Jakarta - Jaksa Agung RI melalui Jaksa Agung Muda Tindak Pidana Umum (JAM-Pidum) Dr. Fadil Zumhana menyetujui 2 permohonan penghentian penuntutan berdasarkan keadilan restoratif, yaitu:
1. Tersangka Mizwar alias Ijal dari Kejaksaan Negeri Buol, yang disangka melanggar Pasal 351 Ayat (1) KUHP tentang Penganiayaan;
2. Tersangka Arie Nata Kristian alias Ari bin (Alm.) Agusdin dari Kejaksaan Negeri Jambi, yang disangka melanggar Pasal 374 KUHP tentang Penggelapan dalam Jabatan Jo.

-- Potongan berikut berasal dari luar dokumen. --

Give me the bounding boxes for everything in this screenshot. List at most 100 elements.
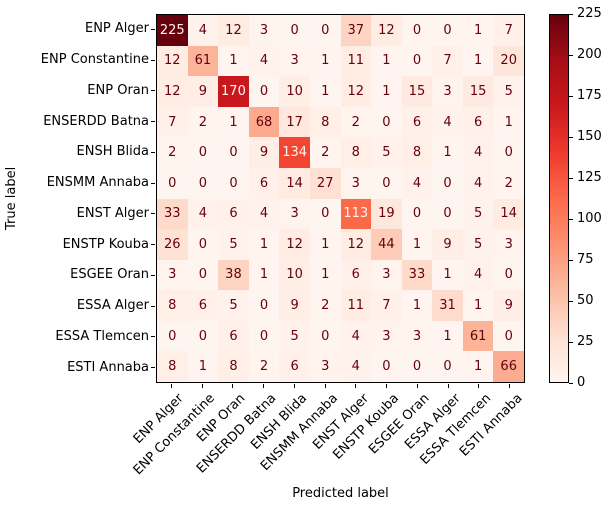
matrix-cell-r3-c10: 6: [462, 106, 494, 138]
y-tick-label: ENSTP Kouba: [62, 236, 149, 252]
matrix-cell-r6-c8: 0: [401, 198, 433, 230]
matrix-cell-r11-c1: 1: [187, 351, 219, 382]
colorbar-tick-label: 75: [577, 252, 594, 267]
x-tick-mark: [509, 384, 511, 388]
matrix-cell-r5-c9: 0: [432, 167, 463, 199]
colorbar-tick-mark: [569, 341, 573, 343]
y-tick-label: ENP Constantine: [40, 52, 149, 68]
matrix-cell-r5-c6: 3: [340, 167, 372, 199]
matrix-cell-r6-c10: 5: [462, 198, 494, 230]
y-tick-mark: [151, 90, 155, 92]
matrix-cell-r11-c8: 0: [401, 351, 433, 382]
matrix-cell-r6-c0: 33: [157, 198, 188, 230]
matrix-cell-r9-c2: 5: [218, 290, 249, 321]
matrix-cell-r5-c0: 0: [157, 167, 188, 199]
matrix-cell-r2-c7: 1: [371, 76, 402, 107]
matrix-cell-r4-c4: 134: [279, 137, 310, 168]
matrix-cell-r3-c7: 0: [371, 106, 402, 138]
matrix-cell-r4-c8: 8: [401, 137, 433, 168]
matrix-cell-r10-c11: 0: [493, 320, 524, 352]
matrix-cell-r1-c7: 1: [371, 45, 402, 77]
y-tick-label: ENP Alger: [84, 21, 149, 37]
matrix-cell-r1-c1: 61: [187, 45, 219, 77]
y-tick-mark: [151, 182, 155, 184]
matrix-cell-r2-c5: 1: [309, 76, 341, 107]
colorbar-tick-label: 0: [577, 375, 586, 390]
matrix-cell-r5-c7: 0: [371, 167, 402, 199]
colorbar-tick-label: 225: [577, 6, 602, 21]
x-tick-mark: [478, 384, 480, 388]
colorbar-tick-mark: [569, 13, 573, 15]
x-tick-mark: [447, 384, 449, 388]
matrix-cell-r6-c9: 0: [432, 198, 463, 230]
matrix-cell-r2-c9: 3: [432, 76, 463, 107]
colorbar-tick-mark: [569, 95, 573, 97]
matrix-cell-r2-c1: 9: [187, 76, 219, 107]
y-tick-label: ESGEE Oran: [70, 267, 149, 283]
x-tick-mark: [416, 384, 418, 388]
y-tick-label: ESSA Tlemcen: [55, 328, 149, 344]
matrix-cell-r11-c5: 3: [309, 351, 341, 382]
y-tick-label: ESSA Alger: [76, 298, 149, 314]
matrix-cell-r2-c4: 10: [279, 76, 310, 107]
matrix-cell-r0-c9: 0: [432, 15, 463, 46]
matrix-cell-r7-c0: 26: [157, 229, 188, 260]
matrix-cell-r7-c10: 5: [462, 229, 494, 260]
matrix-cell-r0-c10: 1: [462, 15, 494, 46]
matrix-cell-r7-c2: 5: [218, 229, 249, 260]
matrix-cell-r7-c4: 12: [279, 229, 310, 260]
colorbar: [549, 14, 569, 383]
matrix-cell-r5-c3: 6: [248, 167, 280, 199]
matrix-cell-r10-c5: 0: [309, 320, 341, 352]
matrix-cell-r9-c11: 9: [493, 290, 524, 321]
y-tick-mark: [151, 151, 155, 153]
matrix-cell-r11-c2: 8: [218, 351, 249, 382]
y-tick-mark: [151, 213, 155, 215]
matrix-cell-r6-c6: 113: [340, 198, 372, 230]
matrix-cell-r0-c2: 12: [218, 15, 249, 46]
matrix-cell-r10-c4: 5: [279, 320, 310, 352]
matrix-cell-r0-c3: 3: [248, 15, 280, 46]
x-tick-mark: [201, 384, 203, 388]
matrix-cell-r9-c5: 2: [309, 290, 341, 321]
matrix-cell-r9-c4: 9: [279, 290, 310, 321]
matrix-cell-r9-c9: 31: [432, 290, 463, 321]
matrix-cell-r3-c2: 1: [218, 106, 249, 138]
matrix-cell-r0-c8: 0: [401, 15, 433, 46]
matrix-cell-r4-c9: 1: [432, 137, 463, 168]
matrix-cell-r9-c0: 8: [157, 290, 188, 321]
matrix-cell-r1-c5: 1: [309, 45, 341, 77]
matrix-cell-r8-c6: 6: [340, 259, 372, 291]
x-tick-mark: [324, 384, 326, 388]
matrix-cell-r3-c9: 4: [432, 106, 463, 138]
matrix-cell-r4-c7: 5: [371, 137, 402, 168]
matrix-cell-r1-c10: 1: [462, 45, 494, 77]
matrix-cell-r6-c11: 14: [493, 198, 524, 230]
matrix-cell-r4-c3: 9: [248, 137, 280, 168]
matrix-cell-r9-c8: 1: [401, 290, 433, 321]
colorbar-tick-mark: [569, 54, 573, 56]
matrix-cell-r5-c1: 0: [187, 167, 219, 199]
x-tick-mark: [170, 384, 172, 388]
matrix-cell-r7-c5: 1: [309, 229, 341, 260]
matrix-cell-r7-c3: 1: [248, 229, 280, 260]
matrix-cell-r11-c3: 2: [248, 351, 280, 382]
matrix-cell-r10-c2: 6: [218, 320, 249, 352]
matrix-cell-r0-c11: 7: [493, 15, 524, 46]
matrix-cell-r5-c2: 0: [218, 167, 249, 199]
matrix-cell-r11-c4: 6: [279, 351, 310, 382]
y-tick-mark: [151, 367, 155, 369]
matrix-cell-r1-c11: 20: [493, 45, 524, 77]
matrix-cell-r1-c8: 0: [401, 45, 433, 77]
colorbar-tick-label: 200: [577, 47, 602, 62]
matrix-cell-r2-c0: 12: [157, 76, 188, 107]
x-tick-mark: [263, 384, 265, 388]
matrix-cell-r4-c11: 0: [493, 137, 524, 168]
y-tick-mark: [151, 305, 155, 307]
x-tick-mark: [293, 384, 295, 388]
matrix-cell-r3-c0: 7: [157, 106, 188, 138]
matrix-cell-r2-c8: 15: [401, 76, 433, 107]
matrix-cell-r9-c3: 0: [248, 290, 280, 321]
matrix-cell-r6-c2: 6: [218, 198, 249, 230]
matrix-cell-r0-c7: 12: [371, 15, 402, 46]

Pasal 55 Ayat (1) ke-1 KUHP.
Alasan pemberian penghentian penuntutan berdasarkan keadilan restoratif ini diberikan antara lain:
• Telah dilaksanakan proses perdamaian dimana Tersangka telah meminta maaf dan korban sudah memberikan permohonan maaf; • Tersangka belum pernah dihukum; • Tersangka baru pertama kali melakukan perbuatan pidana; • Ancaman pidana denda atau penjara tidak lebih dari 5 (lima) tahun; • Tersangka berjanji tidak akan lagi mengulangi perbuatannya; • Proses perdamaian dilakukan secara sukarela dengan musyawarah untuk mufakat, tanpa tekanan, paksaan, dan intimidasi; • Tersangka dan korban setuju untuk tidak melanjutkan permasalahan ke persidangan karena tidak akan membawa manfaat yang lebih besar; • Pertimbangan sosiologis; • Masyarakat merespon positif.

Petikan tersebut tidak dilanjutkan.